Stacey Abrams is the only Democrat running for governor.
As the red-and-black shields waved behind him, Governor Kemp highlighted his victories during his tenure. In a show of strength, Kemp announced increasing teachers’ salaries by $5,000, a pay rise for state employees, fighting street gangs and reducing human trafficking, all while becoming the first state to reopen its economy amid the coronavirus pandemic .
“We have pledged that we will raise teachers’ salaries, invest in our schools, fight gangs, keep our #1 state for business and prioritize economic development in rural parts of our state, that we will fight for our values and ignore them who wanted to do that play politics,” Kemp said. “I’m proud to say that by working together, we’ve managed to do just that.”
In 2018, then-Secretary of State Brian Kemp defeated Casey Cagle in a Republican primary in which former President Donald J. Trump endorsed Kemp. During the general election there were allegations of fraud and exaggeration by Kemp’s office.
The former secretary of state wanted to investigate the Georgia Democratic Party for attempting to hack into the state’s electoral systems. These allegations were unfounded. At that time, the registrations of 50,000 Georgian voters were in a “pending” status as their registration forms did not exactly match the personal information in government databases.
Kemp declared victory over Stacey Abrams in November 2018 after leading by 50,000 votes. It was the profit margin, which corresponded to the number of voter registrations, that was held in abeyance.
Almost four years later, Kemp is going full steam ahead despite losing Trump’s support as his friend David Perdue is now up against him.
“I’ve said that about 500,000 times in the last two years. I can’t control what other people do in politics, whether it’s my opponent, whether it’s people who support him. I’m focused on doing what Georgians want,” Kemp said.
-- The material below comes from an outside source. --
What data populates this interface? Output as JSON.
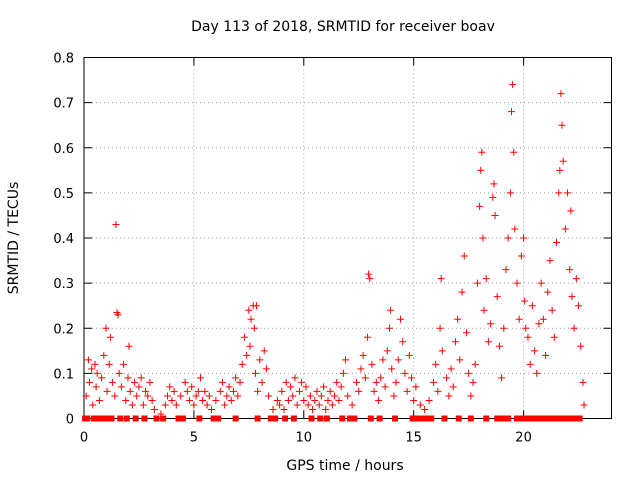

Kemp’s strong support lies within the Georgian business community, particularly in the state’s agricultural industry, as he championed rural operations. Recently, the total value of crops produced in Georgia increased by more than 20% in 2021, according to figures released by the US Department of Agriculture.
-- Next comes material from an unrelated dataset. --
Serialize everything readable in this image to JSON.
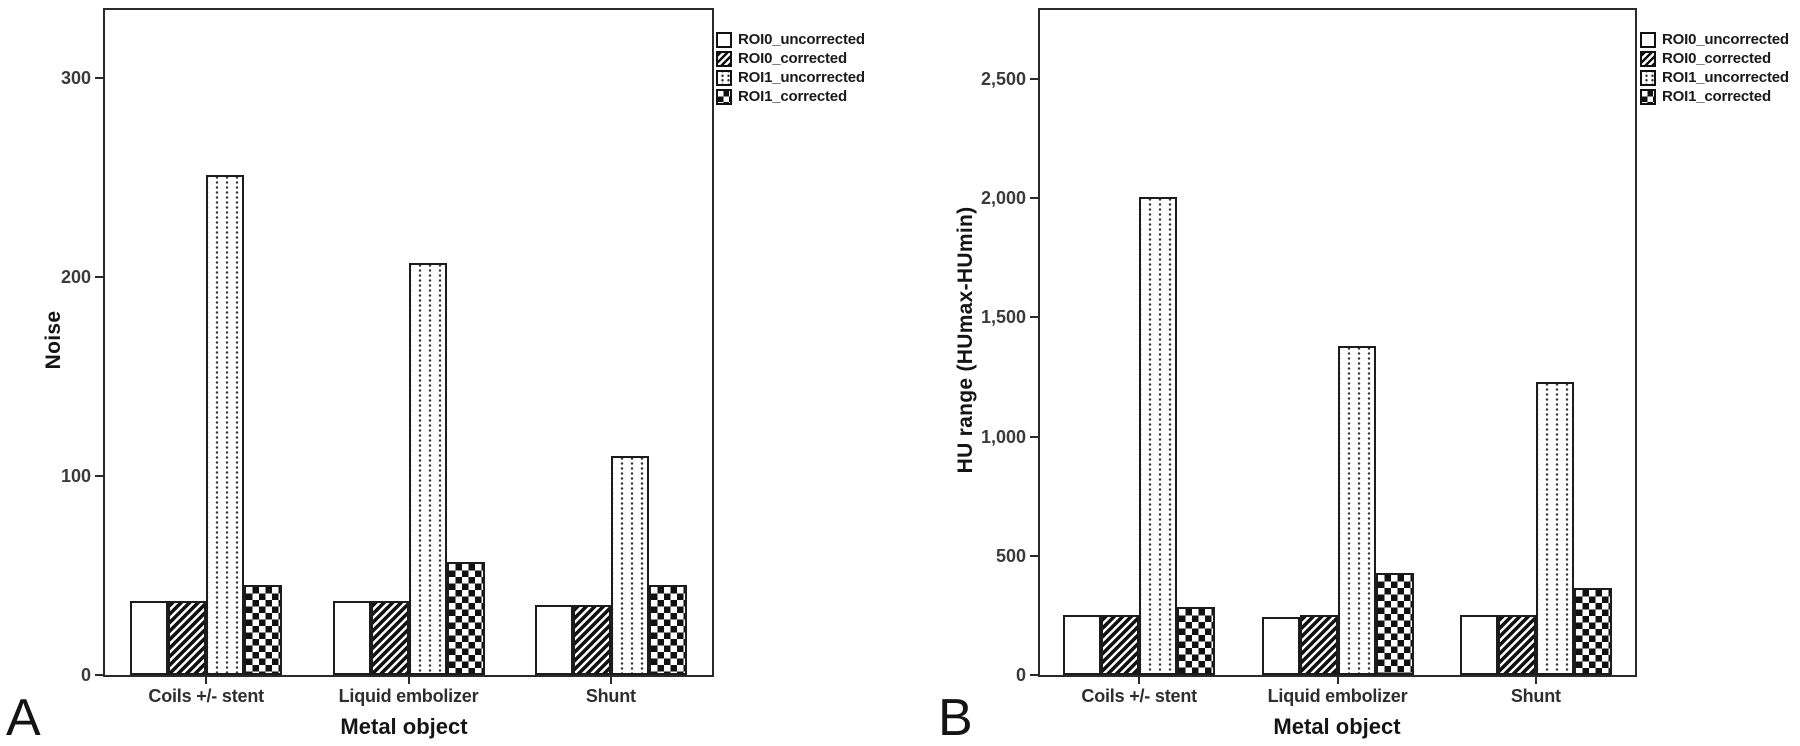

Farmers in the state produced $2.61 billion in crops last year, not counting the value of poultry, livestock or trees, driven by record per-acre yields in cotton, corn and soybeans. That’s an increase of $2.17 billion in 2020 harvests.
One area to watch is whether or not David Perdue will appear in a televised debate. Gov. Kemp has agreed to attend four debates leading up to the May 24 primary.
“Governor Kemp has a strong, conservative record of fighting — and winning — for hard-working Georgians and looks forward to sharing that record and his vision for the next four years with voters in these nationwide televised debates,” said Governor Kemp’s Director of Communications and Senior Advisor Cody Hall said in a statement.
The deadline for registering to vote for the May 24 primary is April 25. Interested parties can currently register to receive and vote by post.